Come prima risposta, il politico alzò le spalle, una via di mezzo tra "non lo so" e "non mi importa". La cosa dovette divertire molto Jim, che si fece scappare una breve risata sincera.
«Andiamo, non ci credo!» replicò, puntellandosi su un gomito per alzare un po' la schiena e poter guardare il compagno dall'alto.
«So benissimo che la gente è stupida, ma non noto il nesso.»
«Mi riferisco a quando c'è qualche serata importante» cominciò allora a spiegare Jim, «o qualche riunione in parlamento che richiede la mia presenza, o uno degli sfarzosi avvenimenti mondani durante i quali fare pubbliche relazioni.»
«Tutte occasioni che pullulano di gente stupida.»
«Sì, ma quanto stupida?» chiese Jim, col tono di chi è arrivato all'esatto nocciolo della questione. «Dio, io ti guardo una continuazione, non ti tolgo un attimo gli occhi di dosso, non posso farne a meno! E quante volte incontro il tuo sguardo, quante volte sei lì a guardarmi?»

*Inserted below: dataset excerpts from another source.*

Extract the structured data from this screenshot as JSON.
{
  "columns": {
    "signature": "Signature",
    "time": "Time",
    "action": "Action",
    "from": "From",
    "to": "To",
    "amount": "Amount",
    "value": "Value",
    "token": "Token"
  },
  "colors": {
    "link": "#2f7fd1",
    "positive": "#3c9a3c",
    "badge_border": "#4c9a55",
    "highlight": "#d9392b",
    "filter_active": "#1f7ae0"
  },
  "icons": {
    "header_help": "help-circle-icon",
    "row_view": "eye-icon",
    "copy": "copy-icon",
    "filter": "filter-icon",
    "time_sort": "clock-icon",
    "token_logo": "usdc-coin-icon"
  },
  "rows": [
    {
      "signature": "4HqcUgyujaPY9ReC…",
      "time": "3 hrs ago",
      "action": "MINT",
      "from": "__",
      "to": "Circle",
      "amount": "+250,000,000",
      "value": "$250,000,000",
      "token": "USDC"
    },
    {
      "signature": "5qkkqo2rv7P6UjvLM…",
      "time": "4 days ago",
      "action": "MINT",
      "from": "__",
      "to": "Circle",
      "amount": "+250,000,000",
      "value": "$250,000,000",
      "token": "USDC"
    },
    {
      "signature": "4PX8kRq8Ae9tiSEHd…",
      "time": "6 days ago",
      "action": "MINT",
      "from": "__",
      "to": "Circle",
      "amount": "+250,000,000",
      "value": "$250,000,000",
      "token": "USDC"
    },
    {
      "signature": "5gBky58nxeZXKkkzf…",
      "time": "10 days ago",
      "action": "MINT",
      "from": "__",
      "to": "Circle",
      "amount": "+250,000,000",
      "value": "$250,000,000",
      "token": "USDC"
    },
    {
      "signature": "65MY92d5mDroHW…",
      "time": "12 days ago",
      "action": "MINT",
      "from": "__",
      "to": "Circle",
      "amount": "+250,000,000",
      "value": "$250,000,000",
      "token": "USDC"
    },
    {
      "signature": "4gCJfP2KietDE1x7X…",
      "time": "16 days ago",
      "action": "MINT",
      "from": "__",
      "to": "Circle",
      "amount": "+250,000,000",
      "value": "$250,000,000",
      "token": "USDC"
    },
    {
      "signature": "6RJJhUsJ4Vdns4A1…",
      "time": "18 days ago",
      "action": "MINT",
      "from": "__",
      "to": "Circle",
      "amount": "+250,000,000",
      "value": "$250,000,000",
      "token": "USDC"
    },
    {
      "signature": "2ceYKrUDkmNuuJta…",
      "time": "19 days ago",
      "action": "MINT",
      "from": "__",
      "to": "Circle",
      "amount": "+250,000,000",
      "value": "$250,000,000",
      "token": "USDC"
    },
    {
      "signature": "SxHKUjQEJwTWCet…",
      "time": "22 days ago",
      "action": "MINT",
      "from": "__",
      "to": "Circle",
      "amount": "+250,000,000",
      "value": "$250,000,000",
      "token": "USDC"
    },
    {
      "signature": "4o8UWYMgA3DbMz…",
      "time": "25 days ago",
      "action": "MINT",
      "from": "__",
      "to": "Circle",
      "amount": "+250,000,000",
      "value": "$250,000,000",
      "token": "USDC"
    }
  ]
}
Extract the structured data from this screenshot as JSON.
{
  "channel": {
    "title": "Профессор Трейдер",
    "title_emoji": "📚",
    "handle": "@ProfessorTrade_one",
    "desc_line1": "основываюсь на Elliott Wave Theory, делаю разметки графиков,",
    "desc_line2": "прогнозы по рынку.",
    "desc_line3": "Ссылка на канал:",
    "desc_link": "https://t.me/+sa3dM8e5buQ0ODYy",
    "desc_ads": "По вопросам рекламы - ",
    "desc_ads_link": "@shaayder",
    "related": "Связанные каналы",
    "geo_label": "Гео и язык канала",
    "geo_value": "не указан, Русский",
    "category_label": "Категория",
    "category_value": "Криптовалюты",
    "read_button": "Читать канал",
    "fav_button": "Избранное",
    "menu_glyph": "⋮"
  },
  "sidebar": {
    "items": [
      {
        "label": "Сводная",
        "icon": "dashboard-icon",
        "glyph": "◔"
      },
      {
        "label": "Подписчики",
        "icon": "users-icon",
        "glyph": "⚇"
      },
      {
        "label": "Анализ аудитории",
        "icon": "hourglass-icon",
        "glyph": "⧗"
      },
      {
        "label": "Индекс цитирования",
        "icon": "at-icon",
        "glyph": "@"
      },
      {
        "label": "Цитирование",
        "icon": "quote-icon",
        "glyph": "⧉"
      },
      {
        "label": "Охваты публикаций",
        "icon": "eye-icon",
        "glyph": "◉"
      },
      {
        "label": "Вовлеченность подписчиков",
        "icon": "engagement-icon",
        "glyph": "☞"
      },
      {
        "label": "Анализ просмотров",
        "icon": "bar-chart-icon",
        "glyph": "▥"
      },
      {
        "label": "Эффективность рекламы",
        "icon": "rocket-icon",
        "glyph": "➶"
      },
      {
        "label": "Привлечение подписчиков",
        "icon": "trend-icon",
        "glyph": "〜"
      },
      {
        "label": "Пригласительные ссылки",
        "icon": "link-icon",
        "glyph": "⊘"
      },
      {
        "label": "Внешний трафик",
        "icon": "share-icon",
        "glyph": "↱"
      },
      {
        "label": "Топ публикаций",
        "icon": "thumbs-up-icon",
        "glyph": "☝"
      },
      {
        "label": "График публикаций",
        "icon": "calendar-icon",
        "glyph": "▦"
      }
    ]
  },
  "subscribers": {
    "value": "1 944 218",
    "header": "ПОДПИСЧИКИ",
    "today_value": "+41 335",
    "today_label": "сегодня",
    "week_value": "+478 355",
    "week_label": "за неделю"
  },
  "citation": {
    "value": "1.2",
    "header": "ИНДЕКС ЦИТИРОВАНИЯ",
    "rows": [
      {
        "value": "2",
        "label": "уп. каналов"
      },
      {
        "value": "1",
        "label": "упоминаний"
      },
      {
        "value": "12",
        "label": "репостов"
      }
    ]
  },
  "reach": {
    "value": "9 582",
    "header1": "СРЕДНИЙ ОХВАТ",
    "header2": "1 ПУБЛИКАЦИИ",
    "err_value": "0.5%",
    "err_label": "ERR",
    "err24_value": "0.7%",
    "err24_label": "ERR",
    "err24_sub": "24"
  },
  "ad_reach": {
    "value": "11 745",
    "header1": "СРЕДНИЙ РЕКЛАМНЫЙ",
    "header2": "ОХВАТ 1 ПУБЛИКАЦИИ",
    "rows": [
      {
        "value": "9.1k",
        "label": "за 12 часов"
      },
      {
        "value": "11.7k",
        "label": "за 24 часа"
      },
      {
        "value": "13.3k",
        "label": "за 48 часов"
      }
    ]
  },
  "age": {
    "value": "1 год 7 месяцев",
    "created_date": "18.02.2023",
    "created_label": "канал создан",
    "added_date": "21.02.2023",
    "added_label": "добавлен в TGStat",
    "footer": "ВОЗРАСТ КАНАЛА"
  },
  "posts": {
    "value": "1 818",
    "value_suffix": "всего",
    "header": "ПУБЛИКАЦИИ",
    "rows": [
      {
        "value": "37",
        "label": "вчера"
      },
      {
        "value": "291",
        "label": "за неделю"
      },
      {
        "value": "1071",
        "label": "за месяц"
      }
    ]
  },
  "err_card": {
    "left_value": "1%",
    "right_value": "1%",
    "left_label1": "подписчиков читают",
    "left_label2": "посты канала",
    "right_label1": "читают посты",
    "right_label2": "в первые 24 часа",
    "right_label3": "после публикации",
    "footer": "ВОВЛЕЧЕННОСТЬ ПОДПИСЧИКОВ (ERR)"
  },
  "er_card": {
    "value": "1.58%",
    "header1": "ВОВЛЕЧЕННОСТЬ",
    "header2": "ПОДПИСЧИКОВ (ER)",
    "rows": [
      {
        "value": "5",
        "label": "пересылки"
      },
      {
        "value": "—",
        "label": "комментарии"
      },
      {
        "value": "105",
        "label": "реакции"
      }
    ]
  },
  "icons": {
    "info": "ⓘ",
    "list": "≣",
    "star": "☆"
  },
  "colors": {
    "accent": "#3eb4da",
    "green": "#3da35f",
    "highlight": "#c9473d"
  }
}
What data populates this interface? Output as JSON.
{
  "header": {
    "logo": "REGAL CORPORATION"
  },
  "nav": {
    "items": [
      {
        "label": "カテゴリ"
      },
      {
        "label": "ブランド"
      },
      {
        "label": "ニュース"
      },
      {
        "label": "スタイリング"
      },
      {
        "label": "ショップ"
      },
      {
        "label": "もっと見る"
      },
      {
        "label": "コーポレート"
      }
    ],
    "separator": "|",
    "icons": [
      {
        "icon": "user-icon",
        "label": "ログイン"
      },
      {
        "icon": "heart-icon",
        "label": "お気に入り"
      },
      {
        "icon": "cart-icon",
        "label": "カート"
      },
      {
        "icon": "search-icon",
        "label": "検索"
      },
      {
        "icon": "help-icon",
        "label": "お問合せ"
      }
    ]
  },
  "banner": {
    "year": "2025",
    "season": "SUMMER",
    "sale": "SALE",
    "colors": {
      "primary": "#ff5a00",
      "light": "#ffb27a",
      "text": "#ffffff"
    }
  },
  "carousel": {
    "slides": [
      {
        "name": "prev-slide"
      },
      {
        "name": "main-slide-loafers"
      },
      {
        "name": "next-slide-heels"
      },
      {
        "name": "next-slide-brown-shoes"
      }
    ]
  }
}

Sembrava averci pensato per la prima volta in quel preciso momento, mentre lo diceva, sembrava che il pensiero si formasse parola dopo parola. E chissà perché, poi? Era sotto i loro occhi ogni secondo, quella specie di invisibilità che li avvolgeva. Erano cauti, questo sì, o almeno lo erano stati fino a qualche mese prima; ora in qualsiasi momento qualcuno - chiunque - avrebbe potuto vedere Jim rincasare la sera alla villa di Mycroft, pulirsi le suole delle scarpe sullo zerbino esterno, tirare fuori le chiavi dalla tasca del cappotto e aprire la porta. Accendere la luce, svuotare le tasche sul tavolino in stile orientale nell'ingresso, posare il cellulare sulla toletta col grande specchio dalla cornice intagliata e appendere il cappotto e la giacca all'appendipanni accanto alla porta, perché le tende della finestra nell'ingresso erano abbastanza sottili da lasciar intravedere qualsiasi movimento come se si trattasse di ombre.
Sherlock avrebbe potuto accorgersene, per esempio.
«Certa gente non vedrebbe un elefante in una stanza» obiettò Mycroft. «Ma perché lo dici come se ti dispiacesse?» Non era 'dispiacere' la parola adatta, strideva con l'euforia con cui Jim aveva tenuto la sua piccola arringa, ma c'era qualcosa che a Mycroft sfuggiva e a cui non sapeva che altro nome dare.
Jim scoppiò a ridere, di nuovo divertito. 
«Non mi dispiace affatto, non voglio altre rogne! E soprattutto non voglio che tu abbia altre scuse per provare a fare retromarcia» aggiunse col tono di chi non ha bisogno di spiegarsi meglio.
Quello che Jim non capiva, pensò Mycroft, era che lui non aveva bisogno di scuse, avrebbe potuto fare retromarcia in qualsiasi momento, cacciarlo via, porre fine a quella relazione assurda e assurdamente equilibrata che non ricordava neanche come fosse cominciata. Avrebbe potuto fare tutte queste cose prima ancora che Jim si accorgesse che era iniziata la prima. Lui poteva tutto. 
«Com'è che hai detto prima?»
«Il nostro sguardo sincero mentiva al mondo» ripeté Jim. Era l'ultimo tassello di un lungo flusso di coscienza che solo il silenzio aveva ascoltato, ma ora che era stato mandato via lui non ricordava come ci fosse arrivato. Ci sono buchi che le parole non possono riempire.
«Quindi sei... sincero, quando mi guardi?»
Jim lo sentiva chiaramente che ci sperava che fosse così. Rimase a guardarlo per qualche secondo, per alcuni addirittura come si concede di guardarlo solo quando Mycroft è girato. «Tu che dici?»
Riuscì nel piccolo miracolo di farlo arrossire. Nessuno l’aveva mai guardato così, in un modo che per lui non aveva nome.
«Dico che ti preferivo in silenzio» borbottò, riuscendo così a strappargli la terza risata. Lo vide fare il gesto di cucirsi la bocca e lui gli mise una mano sugli occhi prima di baciarlo ancora, perché quello sguardo stava comunque continuando a parlargli.